For many organizations, particularly those operating with leaner teams, automation projects in finance and operations are becoming a way to recover staff capacity without significantly increasing headcount.
“The behind-the-scenes work is often where businesses recover the most time,” Funston said. “When repetitive reporting and reconciliation tasks become automated, teams can spend more time analyzing information instead of manually compiling it.”
Retailers continue to face pressure to improve efficiency while maintaining service levels and controlling costs, particularly as many organizations continue navigating cautious consumer spending patterns in Canada and the United States.
AI Integration Becomes a Long-Term Retail Strategy
Industry-wide, retailers have increasingly shifted their focus from testing AI tools to embedding automation into existing systems and workflows. Businesses are looking for practical applications that improve efficiency, visibility, and responsiveness rather than standalone experimental tools.
Tropoly says demand has been strongest among companies seeking tighter integration between customer data, marketing systems, reporting infrastructure, and operational decision-making.

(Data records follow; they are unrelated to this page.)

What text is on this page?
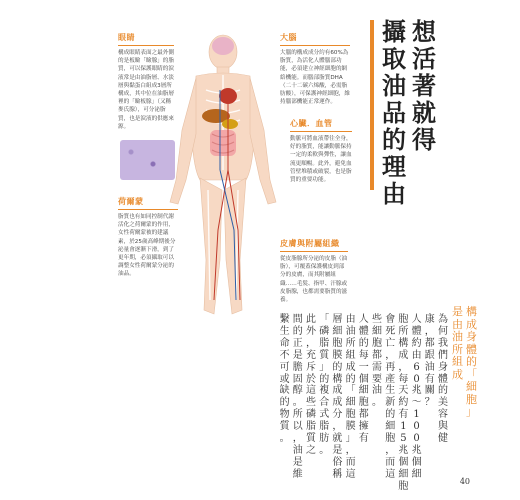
眼睛
構成眼睛表面之最外側的是板瞼「瞼腺」的脂質，可以保護眼睛的淚液常是由油脂層、水淡層與黏蛋白組成3層所構成，其中位在油脂層裡的「瞼板腺」（又稱麥氏腺），可分泌脂質，也是淚液的供應來源。
荷爾蒙
脂質也有如同控制代謝活化之荷爾蒙的作用，女性荷爾蒙被的建議素，於25歲高峰期後分泌量會逐漸下滑，到了更年期，必須攝取可以調整女性荷爾蒙分泌的油品。
大腦
大腦的構成成分約有60%為脂質，為活化人體腦部功能，必須建立神經細胞的網絡機能。而腦部脂質DHA（二十二碳六烯酸，必需脂肪酸），可保護神經細胞，維持腦部機能正常運作。
心臟．血管
動脈可將血液帶往全身，好的脂質，能讓動脈保持一定的柔軟與彈性，讓血流更順暢。此外，避免血管壁堆積或破裂，也是脂質的重要功能。
皮膚與附屬組織
從皮脂腺所分泌的皮脂（油脂），可覆蓋保護構皮到部分的皮膚，而其附屬組織……毛髮、指甲、汗腺或皮脂腺，也都需要脂質的滋養。
想
活
著
就
得
攝
取
油
品
的
理
由
構
成
身
體
的
「
細
胞
」
是
由
油
所
組
成
為
何
我
們
身
體
的
美
容
與
健
康
，
都
跟
油
有
關
？
人
體
約
由
6
0
兆
～
1
0
0
兆
個
細
胞
所
構
成
，
每
天
約
有
1
5
兆
個
細
胞
會
死
亡
，
再
產
生
新
的
細
胞
，
而
這
些
細
胞
都
需
要
油
。
人
體
的
每
一
個
細
胞
都
擁
有
由
油
所
組
成
的
「
細
胞
膜
」
，
而
這
層
細
胞
膜
的
構
成
成
分
，
就
是
俗
稱
「
磷
脂
質
」
的
複
合
式
脂
肪
。
此
外
，
充
斥
於
這
些
磷
脂
質
之
間
的
正
是
膽
固
醇
。
所
以
，
油
是
維
繫
生
命
不
可
或
缺
的
物
質
。
40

The company’s leadership team includes Managing Partner Neel Singh, Partner of Brand Strategy and Creative Brady Dahmer, and Ruby Sandhu, who leads Client Operations and Ecosystem Growth.
Earlier this month, Tropoly also hosted its Nexus Forum event alongside Web Summit Vancouver, bringing together operators, investors, and business leaders focused on AI adoption and operational growth strategies.
Funston said the next phase of AI implementation for many businesses will involve improving visibility between systems that already exist within organizations, rather than simply adding more tools.
“You can build sophisticated automations, but leadership teams still need visibility into what those systems are doing and how they’re impacting the business,” he said. “That operational clarity is becoming just as important as the automation itself.”
Founded in Canada, Tropoly works with mid-market and enterprise businesses across North America on AI integration, scalable systems, growth strategy, and managed marketing operations.